Every year – right on schedule in late November or early December, Spotify Wrapped arrives like a digital report card none of us asked for but all of us end up obsessing over. Bright graphics appear with suspicious precision. They are designed for Instagram stories. The content is perfectly personalised and brutally honest. It’s like a mirror that reflects not our face, but our taste.

Music as identity

I can’t be the only one who considers their music preferences as a small but strangely important piece of identity. It’s ridiculous, really, how a playlist can show the depth of your inner self better than years spent talking with your therapist. Wrapped doesn’t just summarise our listening history, it exposes who we really are, not only the part that we like to share with others on a daily basis. 

Spotify Wrapped

We all know the unspoken rules: if you listen to anything alternative, experimental, or underground, you automatically gain coolness points. If your top tracks sound like they were recorded in someone’s damp basement, you’re considered “interesting”. If, however, your top one ends up being Harry Styles or Taylor Swift… well. Congratulations. You’re officially basic. You are probably also one of those people who are treating pilates like a spiritual journey and who have recently switched from coffee to matcha because it’s “so healthy”. 

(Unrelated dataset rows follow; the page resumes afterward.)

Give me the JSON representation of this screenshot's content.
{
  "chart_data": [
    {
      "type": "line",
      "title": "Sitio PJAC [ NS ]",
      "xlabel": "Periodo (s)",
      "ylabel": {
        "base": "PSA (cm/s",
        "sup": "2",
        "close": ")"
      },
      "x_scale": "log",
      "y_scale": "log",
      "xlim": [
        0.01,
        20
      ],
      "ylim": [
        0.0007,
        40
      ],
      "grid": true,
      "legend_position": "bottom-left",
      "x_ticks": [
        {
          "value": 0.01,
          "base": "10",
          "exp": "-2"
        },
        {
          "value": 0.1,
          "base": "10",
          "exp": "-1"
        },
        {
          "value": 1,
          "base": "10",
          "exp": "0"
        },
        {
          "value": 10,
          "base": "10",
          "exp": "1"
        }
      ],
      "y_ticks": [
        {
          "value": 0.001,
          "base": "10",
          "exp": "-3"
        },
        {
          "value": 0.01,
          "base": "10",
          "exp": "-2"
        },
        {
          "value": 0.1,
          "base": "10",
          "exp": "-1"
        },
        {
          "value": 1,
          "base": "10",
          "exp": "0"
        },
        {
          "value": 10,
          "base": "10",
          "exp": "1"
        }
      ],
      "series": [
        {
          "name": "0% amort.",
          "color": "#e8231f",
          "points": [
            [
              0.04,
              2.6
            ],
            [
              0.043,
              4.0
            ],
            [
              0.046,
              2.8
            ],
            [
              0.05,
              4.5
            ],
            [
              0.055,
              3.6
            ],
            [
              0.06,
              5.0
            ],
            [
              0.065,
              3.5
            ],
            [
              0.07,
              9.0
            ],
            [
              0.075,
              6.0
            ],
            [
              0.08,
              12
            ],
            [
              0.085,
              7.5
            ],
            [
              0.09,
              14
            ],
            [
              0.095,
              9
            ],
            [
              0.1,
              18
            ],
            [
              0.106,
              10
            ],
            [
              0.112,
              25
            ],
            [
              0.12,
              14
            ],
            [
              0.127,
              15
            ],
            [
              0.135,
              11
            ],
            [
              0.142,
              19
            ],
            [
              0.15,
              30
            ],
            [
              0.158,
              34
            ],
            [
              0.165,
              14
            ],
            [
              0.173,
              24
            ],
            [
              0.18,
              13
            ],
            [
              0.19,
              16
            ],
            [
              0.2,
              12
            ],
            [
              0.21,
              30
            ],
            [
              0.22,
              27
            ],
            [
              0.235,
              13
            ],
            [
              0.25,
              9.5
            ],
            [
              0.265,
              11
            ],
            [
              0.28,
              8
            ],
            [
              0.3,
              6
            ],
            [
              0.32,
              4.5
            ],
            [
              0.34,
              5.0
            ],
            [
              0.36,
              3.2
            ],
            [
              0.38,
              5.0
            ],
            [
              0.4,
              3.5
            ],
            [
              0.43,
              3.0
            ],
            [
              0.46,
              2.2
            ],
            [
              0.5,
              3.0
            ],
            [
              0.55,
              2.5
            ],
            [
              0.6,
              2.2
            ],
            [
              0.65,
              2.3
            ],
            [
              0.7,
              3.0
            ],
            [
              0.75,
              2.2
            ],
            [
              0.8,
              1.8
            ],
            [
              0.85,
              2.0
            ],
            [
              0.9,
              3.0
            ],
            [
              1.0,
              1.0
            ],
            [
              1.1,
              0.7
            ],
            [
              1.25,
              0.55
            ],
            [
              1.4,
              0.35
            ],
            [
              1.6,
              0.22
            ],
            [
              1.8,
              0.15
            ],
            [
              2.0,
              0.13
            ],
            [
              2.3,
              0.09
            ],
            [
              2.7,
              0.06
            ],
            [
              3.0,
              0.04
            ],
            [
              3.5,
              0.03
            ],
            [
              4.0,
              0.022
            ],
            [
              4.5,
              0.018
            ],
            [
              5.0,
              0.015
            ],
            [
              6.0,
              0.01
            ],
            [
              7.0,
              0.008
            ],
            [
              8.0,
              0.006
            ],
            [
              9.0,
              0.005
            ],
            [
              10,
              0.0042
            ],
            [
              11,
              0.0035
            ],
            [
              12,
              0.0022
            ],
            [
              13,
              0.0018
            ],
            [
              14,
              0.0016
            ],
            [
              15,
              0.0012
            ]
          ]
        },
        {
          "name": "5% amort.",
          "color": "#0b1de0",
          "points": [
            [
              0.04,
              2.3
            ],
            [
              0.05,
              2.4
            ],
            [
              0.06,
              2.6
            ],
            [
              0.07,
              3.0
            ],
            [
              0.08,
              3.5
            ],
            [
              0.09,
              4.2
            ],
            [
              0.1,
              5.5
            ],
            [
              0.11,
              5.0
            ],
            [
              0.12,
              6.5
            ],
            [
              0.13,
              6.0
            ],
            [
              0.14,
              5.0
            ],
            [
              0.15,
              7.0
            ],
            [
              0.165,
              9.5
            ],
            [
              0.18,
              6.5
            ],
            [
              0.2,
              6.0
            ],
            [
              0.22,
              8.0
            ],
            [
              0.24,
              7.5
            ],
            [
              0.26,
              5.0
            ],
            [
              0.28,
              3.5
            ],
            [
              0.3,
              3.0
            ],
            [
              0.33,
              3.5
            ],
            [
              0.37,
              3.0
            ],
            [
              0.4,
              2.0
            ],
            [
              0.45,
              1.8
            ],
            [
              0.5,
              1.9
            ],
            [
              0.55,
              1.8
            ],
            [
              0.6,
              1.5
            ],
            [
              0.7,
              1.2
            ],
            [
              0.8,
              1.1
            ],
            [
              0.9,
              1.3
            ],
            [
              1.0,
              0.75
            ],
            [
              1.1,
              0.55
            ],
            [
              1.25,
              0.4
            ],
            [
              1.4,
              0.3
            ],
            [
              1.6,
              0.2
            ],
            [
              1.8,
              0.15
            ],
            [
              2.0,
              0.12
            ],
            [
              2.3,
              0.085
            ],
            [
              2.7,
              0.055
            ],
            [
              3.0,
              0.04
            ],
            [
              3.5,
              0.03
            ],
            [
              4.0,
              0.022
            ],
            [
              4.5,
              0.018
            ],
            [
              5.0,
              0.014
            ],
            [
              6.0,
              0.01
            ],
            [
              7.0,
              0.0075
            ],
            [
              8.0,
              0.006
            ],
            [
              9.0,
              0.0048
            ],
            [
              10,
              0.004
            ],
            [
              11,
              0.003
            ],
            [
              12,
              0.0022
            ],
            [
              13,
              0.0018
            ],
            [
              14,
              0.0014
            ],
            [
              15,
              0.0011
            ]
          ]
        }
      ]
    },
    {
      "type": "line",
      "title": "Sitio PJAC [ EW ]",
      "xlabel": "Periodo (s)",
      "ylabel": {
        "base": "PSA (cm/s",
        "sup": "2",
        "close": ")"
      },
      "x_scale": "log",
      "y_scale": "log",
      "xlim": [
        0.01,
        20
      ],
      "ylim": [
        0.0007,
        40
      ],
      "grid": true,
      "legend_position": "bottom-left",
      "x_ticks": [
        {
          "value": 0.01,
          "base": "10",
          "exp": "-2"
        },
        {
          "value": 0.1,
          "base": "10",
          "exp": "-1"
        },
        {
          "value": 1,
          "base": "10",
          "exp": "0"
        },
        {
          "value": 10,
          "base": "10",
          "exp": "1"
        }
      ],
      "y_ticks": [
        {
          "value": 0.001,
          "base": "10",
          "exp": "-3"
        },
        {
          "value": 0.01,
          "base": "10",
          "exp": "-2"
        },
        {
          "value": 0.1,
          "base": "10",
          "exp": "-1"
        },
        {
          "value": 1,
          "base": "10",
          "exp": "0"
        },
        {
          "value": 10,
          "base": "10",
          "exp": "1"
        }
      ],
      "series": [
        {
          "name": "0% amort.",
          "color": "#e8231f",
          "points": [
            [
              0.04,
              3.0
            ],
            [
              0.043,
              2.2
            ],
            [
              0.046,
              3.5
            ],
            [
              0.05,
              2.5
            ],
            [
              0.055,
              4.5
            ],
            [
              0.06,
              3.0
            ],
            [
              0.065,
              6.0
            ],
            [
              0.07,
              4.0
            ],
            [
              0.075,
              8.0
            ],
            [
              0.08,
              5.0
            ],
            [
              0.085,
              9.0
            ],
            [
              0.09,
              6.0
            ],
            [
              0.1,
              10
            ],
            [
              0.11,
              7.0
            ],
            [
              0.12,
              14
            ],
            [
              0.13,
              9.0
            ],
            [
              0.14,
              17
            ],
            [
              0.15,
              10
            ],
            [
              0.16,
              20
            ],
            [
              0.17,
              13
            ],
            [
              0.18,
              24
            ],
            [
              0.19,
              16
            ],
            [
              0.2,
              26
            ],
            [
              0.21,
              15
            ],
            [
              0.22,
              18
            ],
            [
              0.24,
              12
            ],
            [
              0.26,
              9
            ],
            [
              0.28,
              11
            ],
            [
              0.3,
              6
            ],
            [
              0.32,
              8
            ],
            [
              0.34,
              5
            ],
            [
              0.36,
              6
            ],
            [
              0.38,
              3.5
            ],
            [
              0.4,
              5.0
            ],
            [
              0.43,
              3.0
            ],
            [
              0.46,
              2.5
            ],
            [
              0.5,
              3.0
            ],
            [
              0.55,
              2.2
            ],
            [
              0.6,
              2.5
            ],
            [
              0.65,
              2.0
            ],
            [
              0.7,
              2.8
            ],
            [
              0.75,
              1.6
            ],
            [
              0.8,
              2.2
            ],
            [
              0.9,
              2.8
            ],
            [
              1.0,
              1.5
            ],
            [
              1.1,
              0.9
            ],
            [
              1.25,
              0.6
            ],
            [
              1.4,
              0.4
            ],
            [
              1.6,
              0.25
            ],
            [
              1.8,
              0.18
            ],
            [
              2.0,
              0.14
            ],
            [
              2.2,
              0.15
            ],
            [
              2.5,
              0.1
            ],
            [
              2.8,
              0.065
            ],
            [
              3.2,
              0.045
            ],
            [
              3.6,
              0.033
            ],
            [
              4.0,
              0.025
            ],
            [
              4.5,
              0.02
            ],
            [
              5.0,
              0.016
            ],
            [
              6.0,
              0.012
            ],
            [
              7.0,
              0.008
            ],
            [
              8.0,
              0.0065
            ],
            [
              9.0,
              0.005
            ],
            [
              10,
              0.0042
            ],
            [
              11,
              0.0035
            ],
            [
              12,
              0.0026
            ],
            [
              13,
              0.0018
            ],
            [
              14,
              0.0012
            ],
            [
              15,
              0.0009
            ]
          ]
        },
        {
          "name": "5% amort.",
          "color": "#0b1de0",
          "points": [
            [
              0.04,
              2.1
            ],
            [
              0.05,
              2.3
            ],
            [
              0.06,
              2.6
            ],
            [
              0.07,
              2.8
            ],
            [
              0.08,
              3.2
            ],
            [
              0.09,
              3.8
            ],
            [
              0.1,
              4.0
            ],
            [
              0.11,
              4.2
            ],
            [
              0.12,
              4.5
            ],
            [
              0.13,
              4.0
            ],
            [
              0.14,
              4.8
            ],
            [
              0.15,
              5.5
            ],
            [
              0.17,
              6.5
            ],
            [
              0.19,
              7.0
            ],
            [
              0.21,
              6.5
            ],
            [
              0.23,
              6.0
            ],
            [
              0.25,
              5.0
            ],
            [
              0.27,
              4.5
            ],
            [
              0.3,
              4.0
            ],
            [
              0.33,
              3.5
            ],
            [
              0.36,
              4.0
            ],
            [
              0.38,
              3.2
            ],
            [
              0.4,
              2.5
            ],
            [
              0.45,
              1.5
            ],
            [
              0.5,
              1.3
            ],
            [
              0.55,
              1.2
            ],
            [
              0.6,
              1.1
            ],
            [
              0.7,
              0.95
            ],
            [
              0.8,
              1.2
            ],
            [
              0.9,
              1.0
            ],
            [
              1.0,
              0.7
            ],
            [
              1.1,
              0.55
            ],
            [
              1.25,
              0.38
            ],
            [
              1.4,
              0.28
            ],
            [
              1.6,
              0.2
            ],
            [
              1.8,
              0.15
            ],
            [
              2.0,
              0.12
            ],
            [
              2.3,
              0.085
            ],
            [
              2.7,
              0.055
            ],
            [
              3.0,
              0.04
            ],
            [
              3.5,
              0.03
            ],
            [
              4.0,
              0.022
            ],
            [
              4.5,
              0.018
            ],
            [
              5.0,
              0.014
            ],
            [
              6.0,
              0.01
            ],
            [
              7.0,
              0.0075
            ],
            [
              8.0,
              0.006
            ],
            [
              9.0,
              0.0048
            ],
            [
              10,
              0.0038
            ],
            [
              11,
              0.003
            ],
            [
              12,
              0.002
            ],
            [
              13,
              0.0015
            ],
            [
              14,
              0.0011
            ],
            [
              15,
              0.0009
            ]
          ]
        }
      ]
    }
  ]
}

But maybe the quiet genius of Spotify Wrapped is that it exposes our true self, not the one we build so meticulously for others to see, but the one that slips out when we’re not performing at all. It uncovers the version of us hidden between, late night tracks, guilty pleasures we swore were ironic and the songs we played on repeat because we didn’t know what else to do with our feelings. After all, Spotify isn’t judging us. It’s simply revealing the person behind the persona. And maybe the most honest thing we can do is accept that version, cringe and all, and press play anyway.